Carrizo Oil & Gas (CRZO) and WPX Energy (WPX) also have acreage in Susquehanna, however, their well results have lagged far behind the top three operators'. While geology is the primary differentiating factor, the weaker results may also be attributable to differences in well and completion designs.
Motivated by 100%+ returns, Cabot is accelerating its drilling program. The company's gross Marcellus production volumes have recently achieved a record gross production rate of 1.3 Bcf/d. The company has added a sixth rig to its drilling program in August and has announced the addition of a seventh rig in early 2014. The company expects to drill 130 to 140 net wells in the Marcellus Shale in 2014. Assuming average EUR of 20 Bcf per well, the company will develop 2.6-2.8 Tcf of reserves next year alone.
The company reiterated its 30%-50% production growth guidance for 2014, following the 60%+ year-on-year growth reported during Q3 2013. In light of the very material expansion of the company's drilling program - from five rigs to seven rigs, combined with a substantial increase in rig productivity and the average number of frac stages per well - the company's guidance may prove very conservative. With the addition of the Constitution pipeline, Cabot's Marcellus volumes growth should continue unabated in 2015.
Southwestern may also discover that it has under-promised on its volumes growth and achieve its target production rate of 800 MMcf/d much earlier than its initial 2018 plan. Again, a lot will depend on Southwestern's ability to put in place gathering infrastructure and secure off-take capacity for its volumes.

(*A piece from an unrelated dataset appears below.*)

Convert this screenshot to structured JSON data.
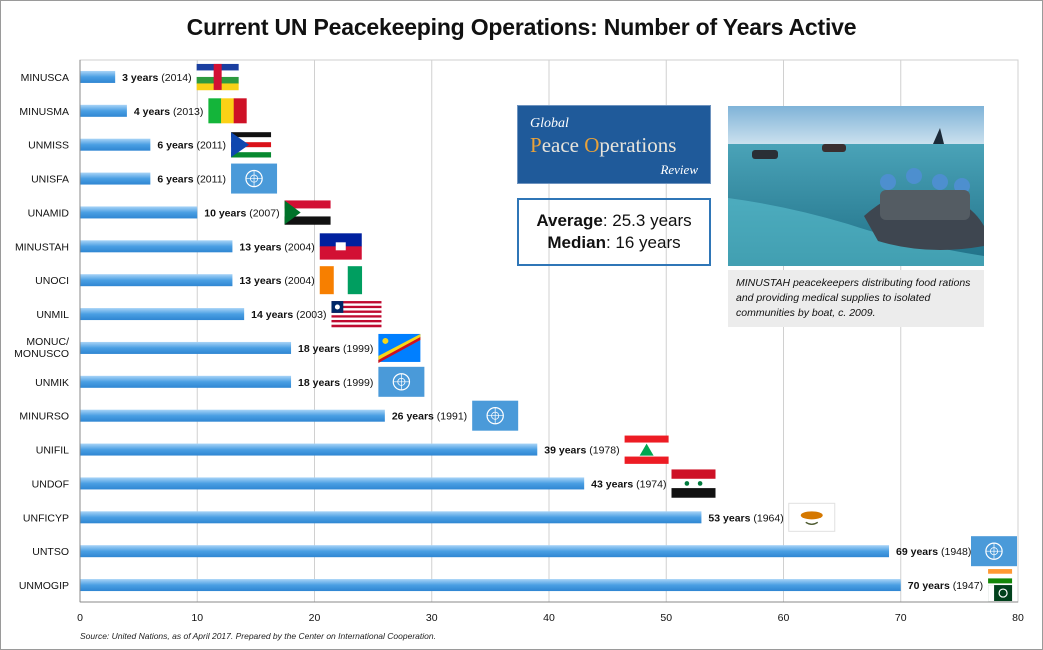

Total production from the compact "core of the core" area in Northeast Pennsylvania is rapidly approaching 3 Bcf/d, which is approximately equal to production from the entire Fayetteville Shale. However, recent well results confirm that substantially higher production volumes can be sustained over a long period of time. In fact, highly economic production volumes from the dry gas sweet spot may double from its current levels in two-three years, driven by off-take solutions that are currently being discussed.